A Digital Ecommerce Transformation – Cloud Home Page – Part XV

Part XV in a multipart story.  To start at the beginning goto Part I.

Our goals for 2012 were to deliver two things, a new browse architecture for TWLER.com and a Holiday without issues. Not a small task for a team saddled down with a giant monolithic application and a mandate to deliver features and not affect the business during the rewrite.

We started in on the new browse architecture. It was our feeling that if we could simply scale up the browse capabilities of TWLER.com, we had a chance of making our aging ATG monolithic application survive another Holiday.

About 98% of traffic on an ecommerce system is people browsing the site, the other 2% is people actually trying to buy stuff. If you are planning for 10X increase in traffic for one week out of the year, than attacking the 98% seemed like a good place to start. Also, since we were dealing with a monolith, any traffic we removed from the 150 node ATG cluster was more power towards the checkout process. In fact, as we did the math, if we took off 70% of the traffic in the first year at Holiday, we’d actually have 3X the capacity we needed for the checkout process and remaining components left on the ATG servers.

We started with a project we called Cloud Home Page. The home page is the most served page on the site and at Holiday we had to make it static and cache it at the CDN. The business teams didn’t like this because, without dynamic content, there wasn’t any way to adjust what people were seeing as they landed on TWLER.com and lead them towards the new sales events. The Cloud Home Page plan was for a dynamic, cloud-based home page, with minimal personalization but modifiable within a 15 minute window.

Since we were coming from a J2EE style JSP on top of Servlets architecture, we first wanted to upgrade our front-end. The new architecture specified a thin and dynamic UI layer with zero coupling to the back end. That meant only HTML, CSS and Javascript were allowed. All data communication was done with JSON, and we tried to get the number of calls to the backend down to one.

That is, during a request for TWLER.com, the controller would make only a single request to the backend for all the data it needed to build the page. The request was handled by a service aggregator that would then manage the 20-50 service requests for data and build a JSON response in the specified SLA of less than one second (for the home page). By specifying a single request, we could let the service aggregator determine what calls to cut-off and what data to serve from cache to meet the page SLA. We also had a single point where we could add or remove functionality depending on the load. If the load was light, we could add a few more personalization services such as recommendations. If we were at peak loads, we could turn off all personalization and even some of the dynamic page elements to lessen the load on our servers. We created a highly dynamic Home Page that was tuneable given the system load.

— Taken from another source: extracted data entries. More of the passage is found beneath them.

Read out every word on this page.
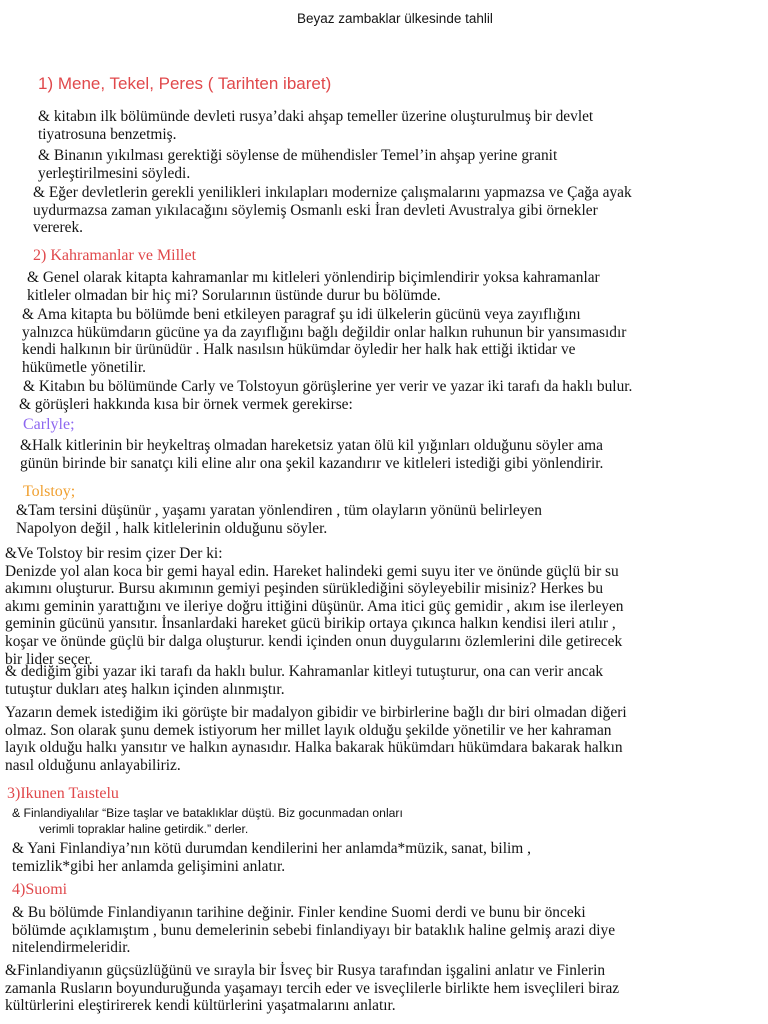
Beyaz zambaklar ülkesinde tahlil
1) Mene, Tekel, Peres ( Tarihten ibaret)
& kitabın ilk bölümünde devleti rusya’daki ahşap temeller üzerine oluşturulmuş bir devlet
tiyatrosuna benzetmiş.
& Binanın yıkılması gerektiği söylense de mühendisler Temel’in ahşap yerine granit
yerleştirilmesini söyledi.
& Eğer devletlerin gerekli yenilikleri inkılapları modernize çalışmalarını yapmazsa ve Çağa ayak
uydurmazsa zaman yıkılacağını söylemiş Osmanlı eski İran devleti Avustralya gibi örnekler
vererek.
2) Kahramanlar ve Millet
& Genel olarak kitapta kahramanlar mı kitleleri yönlendirip biçimlendirir yoksa kahramanlar
kitleler olmadan bir hiç mi? Sorularının üstünde durur bu bölümde.
& Ama kitapta bu bölümde beni etkileyen paragraf şu idi ülkelerin gücünü veya zayıflığını
yalnızca hükümdarın gücüne ya da zayıflığını bağlı değildir onlar halkın ruhunun bir yansımasıdır
kendi halkının bir ürünüdür . Halk nasılsın hükümdar öyledir her halk hak ettiği iktidar ve
hükümetle yönetilir.
& Kitabın bu bölümünde Carly ve Tolstoyun görüşlerine yer verir ve yazar iki tarafı da haklı bulur.
& görüşleri hakkında kısa bir örnek vermek gerekirse:
Carlyle;
&Halk kitlerinin bir heykeltraş olmadan hareketsiz yatan ölü kil yığınları olduğunu söyler ama
günün birinde bir sanatçı kili eline alır ona şekil kazandırır ve kitleleri istediği gibi yönlendirir.
Tolstoy;
&Tam tersini düşünür , yaşamı yaratan yönlendiren , tüm olayların yönünü belirleyen
Napolyon değil , halk kitlelerinin olduğunu söyler.
&Ve Tolstoy bir resim çizer Der ki:
Denizde yol alan koca bir gemi hayal edin. Hareket halindeki gemi suyu iter ve önünde güçlü bir su
akımını oluşturur. Bursu akımının gemiyi peşinden sürüklediğini söyleyebilir misiniz? Herkes bu
akımı geminin yarattığını ve ileriye doğru ittiğini düşünür. Ama itici güç gemidir , akım ise ilerleyen
geminin gücünü yansıtır. İnsanlardaki hareket gücü birikip ortaya çıkınca halkın kendisi ileri atılır ,
koşar ve önünde güçlü bir dalga oluşturur. kendi içinden onun duygularını özlemlerini dile getirecek
bir lider seçer.
& dediğim gibi yazar iki tarafı da haklı bulur. Kahramanlar kitleyi tutuşturur, ona can verir ancak
tutuştur dukları ateş halkın içinden alınmıştır.
Yazarın demek istediğim iki görüşte bir madalyon gibidir ve birbirlerine bağlı dır biri olmadan diğeri
olmaz. Son olarak şunu demek istiyorum her millet layık olduğu şekilde yönetilir ve her kahraman
layık olduğu halkı yansıtır ve halkın aynasıdır. Halka bakarak hükümdarı hükümdara bakarak halkın
nasıl olduğunu anlayabiliriz.
3)Ikunen Taıstelu
& Finlandiyalılar “Bize taşlar ve bataklıklar düştü. Biz gocunmadan onları
verimli topraklar haline getirdik.” derler.
& Yani Finlandiya’nın kötü durumdan kendilerini her anlamda*müzik, sanat, bilim ,
temizlik*gibi her anlamda gelişimini anlatır.
4)Suomi
& Bu bölümde Finlandiyanın tarihine değinir. Finler kendine Suomi derdi ve bunu bir önceki
bölümde açıklamıştım , bunu demelerinin sebebi finlandiyayı bir bataklık haline gelmiş arazi diye
nitelendirmeleridir.
&Finlandiyanın güçsüzlüğünü ve sırayla bir İsveç bir Rusya tarafından işgalini anlatır ve Finlerin
zamanla Rusların boyunduruğunda yaşamayı tercih eder ve isveçlilerle birlikte hem isveçlileri biraz
kültürlerini eleştirirerek kendi kültürlerini yaşatmalarını anlatır.
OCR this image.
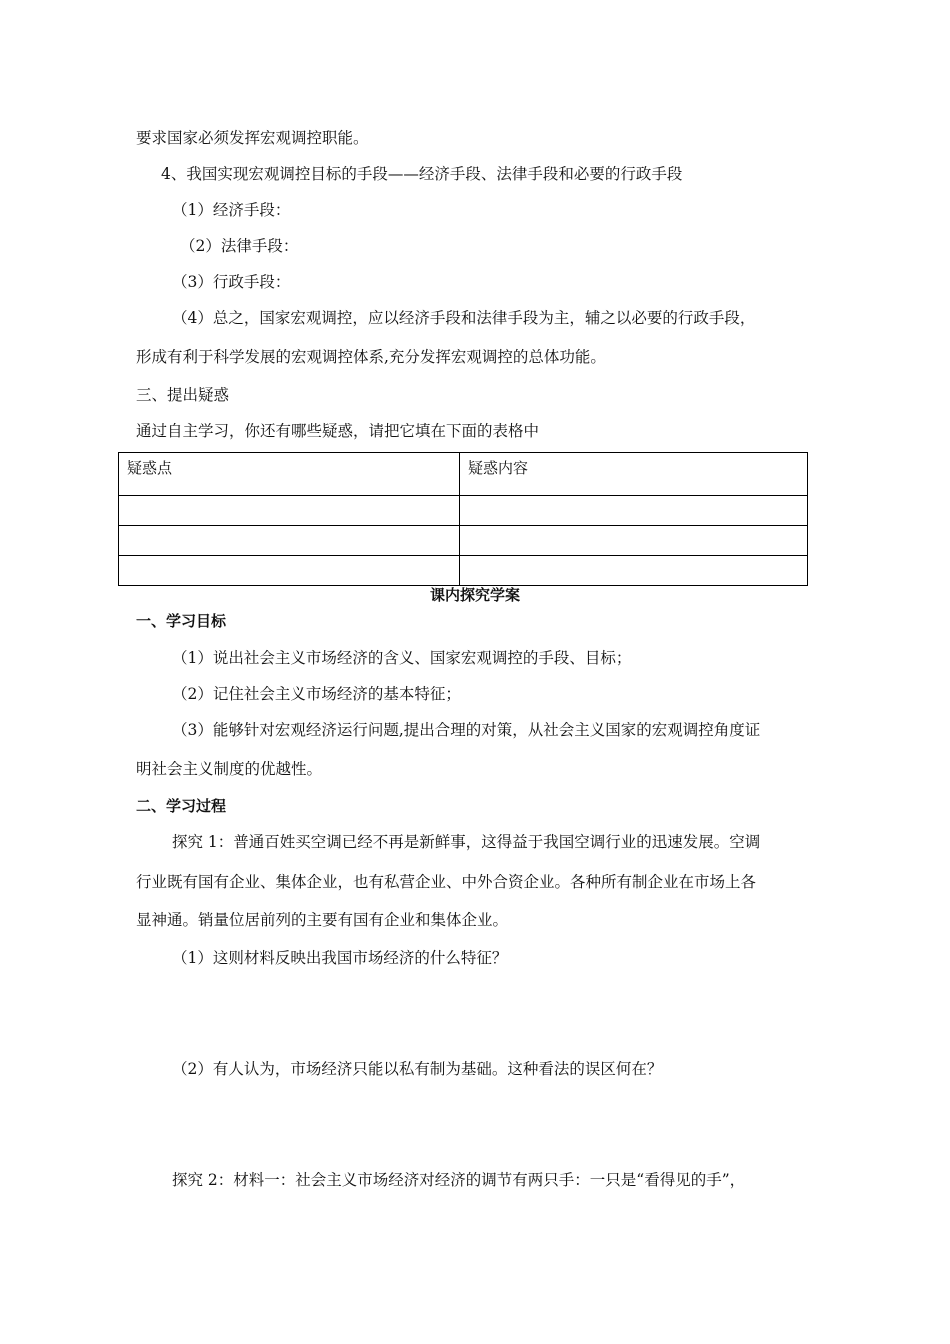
要求国家必须发挥宏观调控职能。
4、我国实现宏观调控目标的手段——经济手段、法律手段和必要的行政手段
（1）经济手段：
（2）法律手段：
（3）行政手段：
（4）总之，国家宏观调控，应以经济手段和法律手段为主，辅之以必要的行政手段，
形成有利于科学发展的宏观调控体系,充分发挥宏观调控的总体功能。
三、提出疑惑
通过自主学习，你还有哪些疑惑，请把它填在下面的表格中
疑惑点	疑惑内容

课内探究学案
一、学习目标
（1）说出社会主义市场经济的含义、国家宏观调控的手段、目标；
（2）记住社会主义市场经济的基本特征；
（3）能够针对宏观经济运行问题,提出合理的对策，从社会主义国家的宏观调控角度证
明社会主义制度的优越性。
二、学习过程
探究 1：普通百姓买空调已经不再是新鲜事，这得益于我国空调行业的迅速发展。空调
行业既有国有企业、集体企业，也有私营企业、中外合资企业。各种所有制企业在市场上各
显神通。销量位居前列的主要有国有企业和集体企业。
（1）这则材料反映出我国市场经济的什么特征？
（2）有人认为，市场经济只能以私有制为基础。这种看法的误区何在？
探究 2：材料一：社会主义市场经济对经济的调节有两只手：一只是“看得见的手”，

However, to build just the home page we needed many teams to work together and deliver simultaneously. We had a new front-end team designing the Backbone based page structure and components. We had a team building a front end controller framework to drive the UX. Another team was building the service aggregation and distributed service management layer (sadly this was right before Hystrix became available). A team was building up a new distributed caching layer to gather together all the data needed to drive the home page. We continued the team that was extracting the item catalog from ATG and distributing it across our datacenters and AWS. And we imagined a team building a new customer management system we called Customer Graph, although we only had an architect working on that project. To ease the gridlock in our lower environments, we kicked off an OpenStack based lower environment PaaS just because we didn’t have enough other things going on. Topping it all off, our digital operations teams was learning how to manage systems in the AWS cloud.

We did have one final team, their job was to Mavenize the ATG build. This might sound trivial but it was the most harrowing undertaking of them all. We felt we needed to try to modernize the ATG deployment process to allow teams to move faster as we estimated it would take at least three years to exit the ATG platform. To make that palatable, we had to automate the entire ATG deployment process. Given that the current build process was a 10,000 line recursive ANT script, we put some of our most masochistic personalities on it. Besides automating ATG, they had to separate the thirteen intertwined applications that were deployed together as an ear file.  A 2GB ear file.